Kiss me Licia è l’anime che ha insegnato a una generazione tante cose non necessariamente utili. L’orecchiabilità dello stravagante rock giapponese arricchito con testi italiani ancora più improbabili, l’amore che sboccia in un giorno di pioggia stando dietro a un bambino con le gambe segate e una parrucca in testa, e, soprattutto, l’importanza di una dieta equilibrata con fettine panate.

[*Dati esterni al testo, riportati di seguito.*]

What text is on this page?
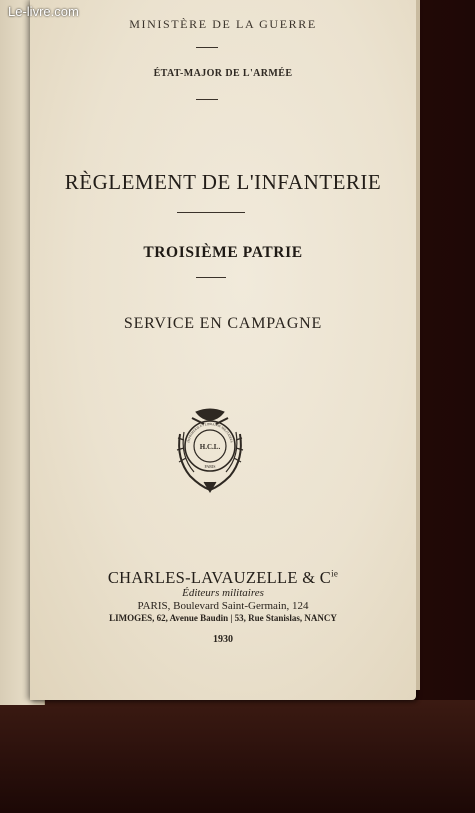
Le-livre.com
MINISTÈRE DE LA GUERRE
ÉTAT-MAJOR DE L'ARMÉE
RÈGLEMENT DE L'INFANTERIE
TROISIÈME PATRIE
SERVICE EN CAMPAGNE
H.C.L.
PARIS
IMPRIMERIE ET LIBRAIRIE MILITAIRES
CHARLES-LAVAUZELLE & $C^{ie}$
Éditeurs militaires
PARIS, Boulevard Saint-Germain, 124
LIMOGES, 62, Avenue Baudin | 53, Rue Stanislas, NANCY
1930
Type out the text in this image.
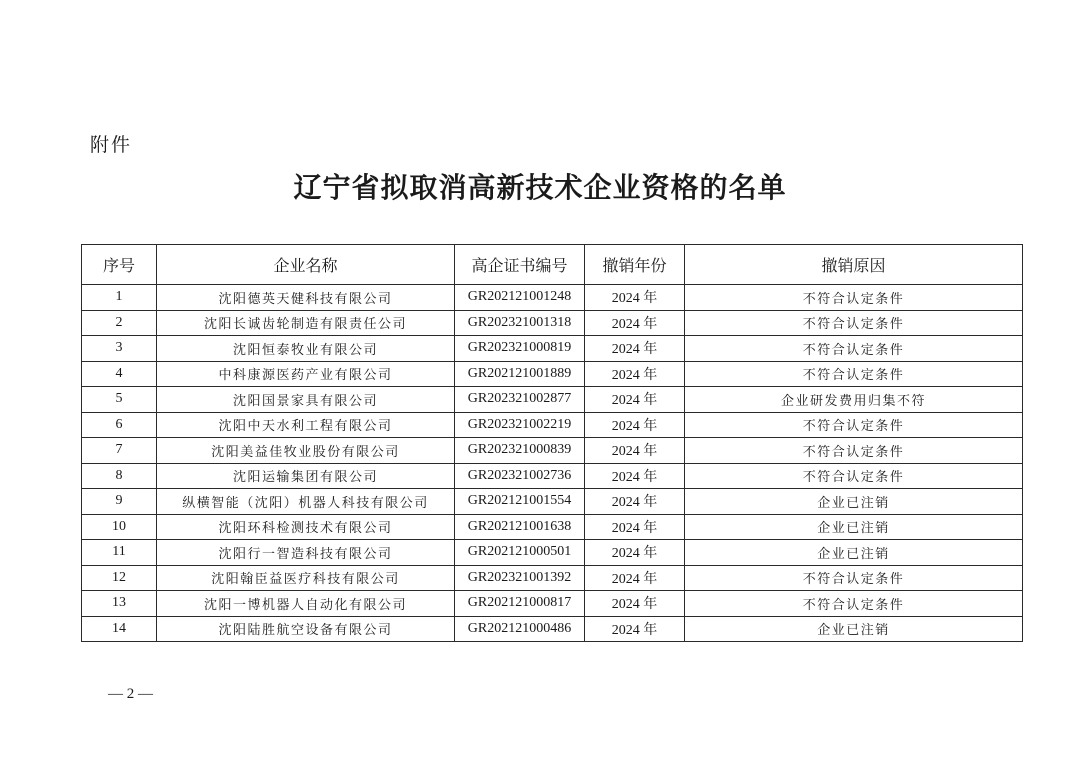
附件
辽宁省拟取消高新技术企业资格的名单
序号	企业名称	高企证书编号	撤销年份	撤销原因
1	沈阳德英天健科技有限公司	GR202121001248	2024 年	不符合认定条件
2	沈阳长诚齿轮制造有限责任公司	GR202321001318	2024 年	不符合认定条件
3	沈阳恒泰牧业有限公司	GR202321000819	2024 年	不符合认定条件
4	中科康源医药产业有限公司	GR202121001889	2024 年	不符合认定条件
5	沈阳国景家具有限公司	GR202321002877	2024 年	企业研发费用归集不符
6	沈阳中天水利工程有限公司	GR202321002219	2024 年	不符合认定条件
7	沈阳美益佳牧业股份有限公司	GR202321000839	2024 年	不符合认定条件
8	沈阳运输集团有限公司	GR202321002736	2024 年	不符合认定条件
9	纵横智能（沈阳）机器人科技有限公司	GR202121001554	2024 年	企业已注销
10	沈阳环科检测技术有限公司	GR202121001638	2024 年	企业已注销
11	沈阳行一智造科技有限公司	GR202121000501	2024 年	企业已注销
12	沈阳翰臣益医疗科技有限公司	GR202321001392	2024 年	不符合认定条件
13	沈阳一博机器人自动化有限公司	GR202121000817	2024 年	不符合认定条件
14	沈阳陆胜航空设备有限公司	GR202121000486	2024 年	企业已注销
— 2 —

KISS ME LICIA E IL SUO STRANO ROCK NIPPO-ITALICO

 

Il mio bacio è come un rock

La storia nasce da un manga di Kaoru TadaAi shite Naito o Love Me Knight (“Amami, cavaliere”), pubblicato in Giappone tra il 1982 e il 1984, mentre la trasposizione animata è partita nel 1983. A differenza che in Italia (dove la prima tv è del 1985), l’anime di Kiss Me Licia non ha avuto particolare successo in Giappone. Mentre l’opera più fortunata di Karou Tada in patria è stata Itazura na Kiss (“Bacio malizioso”), il manga, iniziato nel 1991, è rimasto incompleto a causa della morte prematura dell’autrice, scomparsa a soli 38 anni per un assurdo incidente durante un trasloco. Anche un altro suo fumetto, Mihaa Paradise, era ambientato come Kiss Me Licia nel mondo del rock giapponese.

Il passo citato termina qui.